Scientists have found that the speech recognition system of the largest companies handle the speech of black Americans is worse than light-skinned and men of African-Americans worse than women. This is due to African American English: worse than the algorithms tuned on the understanding of the peculiarities of pronunciation and intonation of the dialect, the authors of the work. Article published in the journal Proceedings of the National Academy of Sciences.
The speech recognition system should be accessible and universal. It is necessary to train the algorithms on samples of the speech of the people of all populations equally, but this is not always possible, and any kind of discrimination, which result from the irregularity of the initial data, become visible, and sometimes dangerous. So, some researchers have noted racial disparities in systems of face recognition, risk assessment in criminal justice, advertising on the Internet. There are suspicions about racial discrimination in speech recognition, because for each language there are many dialects and accents that affect the recognition quality.

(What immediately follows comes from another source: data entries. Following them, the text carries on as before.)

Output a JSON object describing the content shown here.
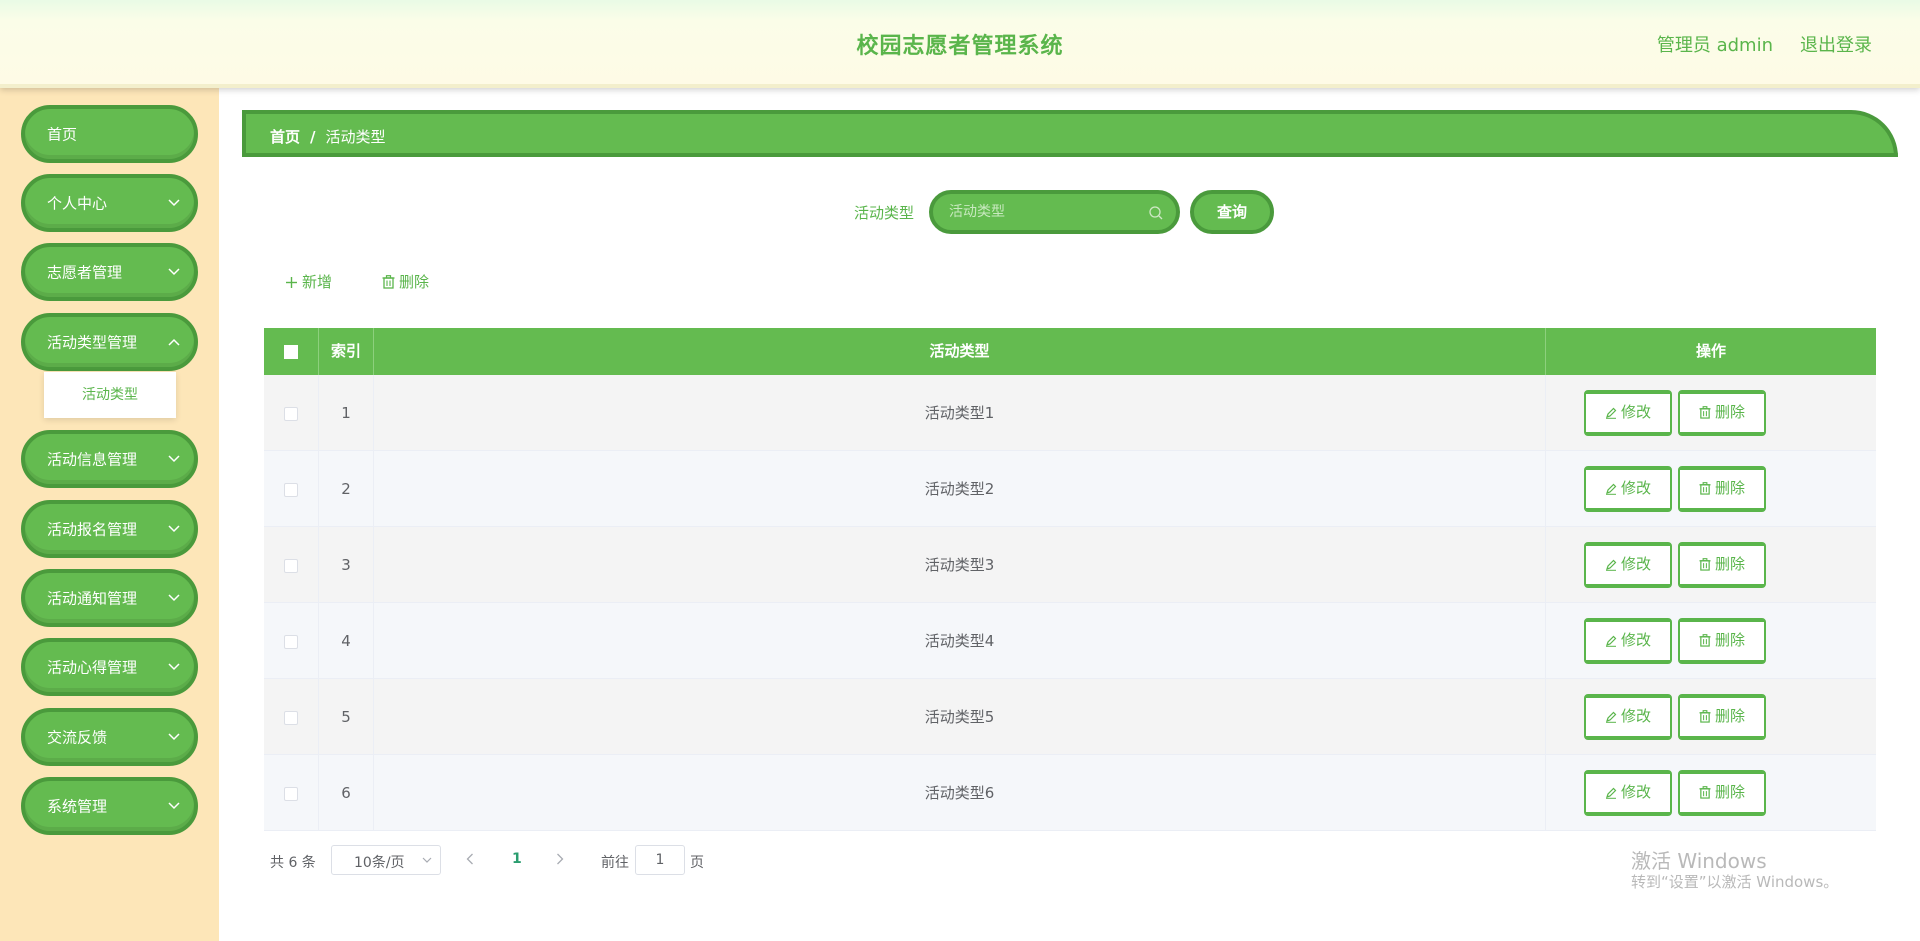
{
  "header": {
    "title": "校园志愿者管理系统",
    "user": "管理员 admin",
    "logout": "退出登录"
  },
  "sidebar": {
    "items": [
      {
        "label": "首页"
      },
      {
        "label": "个人中心"
      },
      {
        "label": "志愿者管理"
      },
      {
        "label": "活动类型管理"
      },
      {
        "label": "活动信息管理"
      },
      {
        "label": "活动报名管理"
      },
      {
        "label": "活动通知管理"
      },
      {
        "label": "活动心得管理"
      },
      {
        "label": "交流反馈"
      },
      {
        "label": "系统管理"
      }
    ],
    "submenu": {
      "label": "活动类型"
    }
  },
  "breadcrumb": {
    "home": "首页",
    "separator": "/",
    "current": "活动类型"
  },
  "search": {
    "label": "活动类型",
    "placeholder": "活动类型",
    "button": "查询"
  },
  "actions": {
    "add": "新增",
    "delete": "删除"
  },
  "table": {
    "headers": {
      "index": "索引",
      "type": "活动类型",
      "ops": "操作"
    },
    "edit_label": "修改",
    "delete_label": "删除",
    "rows": [
      {
        "index": "1",
        "type": "活动类型1"
      },
      {
        "index": "2",
        "type": "活动类型2"
      },
      {
        "index": "3",
        "type": "活动类型3"
      },
      {
        "index": "4",
        "type": "活动类型4"
      },
      {
        "index": "5",
        "type": "活动类型5"
      },
      {
        "index": "6",
        "type": "活动类型6"
      }
    ]
  },
  "pagination": {
    "total": "共 6 条",
    "page_size": "10条/页",
    "current_page": "1",
    "goto_label": "前往",
    "goto_value": "1",
    "page_unit": "页"
  },
  "watermark": {
    "line1": "激活 Windows",
    "line2": "转到“设置”以激活 Windows。"
  },
  "colors": {
    "primary": "#64bb50",
    "primary_dark": "#4a9a3c",
    "sidebar_bg": "#fde6b8",
    "text_green": "#5ab54b"
  }
}
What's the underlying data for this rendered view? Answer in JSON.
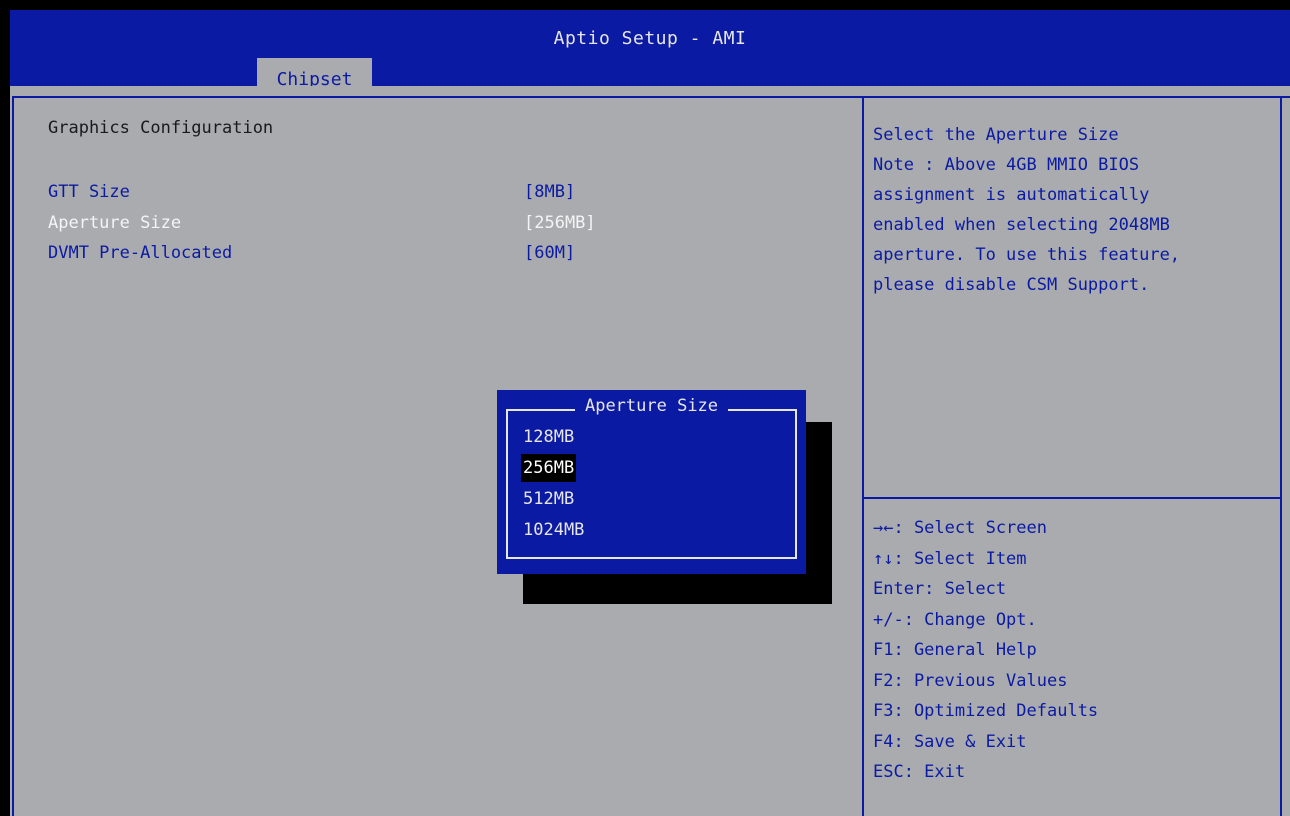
{
  "header": {
    "title": "Aptio Setup - AMI",
    "tabs": [
      {
        "label": "Chipset",
        "active": true
      }
    ]
  },
  "main": {
    "section_title": "Graphics Configuration",
    "settings": [
      {
        "label": "GTT Size",
        "value": "[8MB]",
        "selected": false
      },
      {
        "label": "Aperture Size",
        "value": "[256MB]",
        "selected": true
      },
      {
        "label": "DVMT Pre-Allocated",
        "value": "[60M]",
        "selected": false
      }
    ]
  },
  "popup": {
    "title": "Aperture Size",
    "options": [
      "128MB",
      "256MB",
      "512MB",
      "1024MB"
    ],
    "selected": "256MB"
  },
  "help": {
    "lines": [
      "Select the Aperture Size",
      "Note : Above 4GB MMIO BIOS",
      "assignment is automatically",
      "enabled when selecting 2048MB",
      "aperture. To use this feature,",
      "please disable CSM Support."
    ]
  },
  "keys": {
    "lines": [
      "→←: Select Screen",
      "↑↓: Select Item",
      "Enter: Select",
      "+/-: Change Opt.",
      "F1: General Help",
      "F2: Previous Values",
      "F3: Optimized Defaults",
      "F4: Save & Exit",
      "ESC: Exit"
    ]
  },
  "colors": {
    "header_blue": "#0b1aa3",
    "panel_gray": "#a9abae",
    "selected_text": "#f4f4f4",
    "popup_highlight": "#000000"
  }
}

Koeneke Allison (Allison Koenecke) from Stanford University and her colleagues assessed racial disparities in systems of speech recognition five companies: Amazon, Apple, Google, IBM and Microsoft. To this end, the algorithms are applied to samples of speech from the extensive collections of interviews of black and white Americans. The text that was the result of automatic recognition, compared with decryption experts, and estimate frequency error.
The researchers assessed how the level of recognition errors associated with dialect speakers. In the samples of speech counted the frequency of occurrence of phonetic and grammatical features of African American varieties of English.
To understand why racial inequality, tested two hypotheses. The first is that the speech recognition algorithms are configured on the vocabulary and grammar of standard English and African-American worse learn distinctive design. The authors estimated the number of words which were found in the samples of speech, but was absent in the dictionaries of the algorithms, and then compared the level of complexity of the language of speakers of different races. The speech recognition system predict each next word in a sentence, and the more surprising for them is the phrase, the less likely that the algorithm will correctly record it.
The second hypothesis — that the problem lies in the acoustic sensitivity of programs: the algorithm knows the words and lexical structures, but cannot hear them. To test this hypothesis, the researchers compared the recognition accuracy of identical sentences that were uttered by the people of different races.
The frequency of errors in speech recognition of African Americans was on average twice that of white women. It is concerned more black men (41 percent correctly recognized words), than women of 30 percent). On the chart of the distribution of the average frequency error of the difference are more pronounced: 25 percent of African Americans, the level of inaccuracies was higher than 50 percent. Less than two percent of the samples of the speech of white Americans has been recognized with such frequency errors.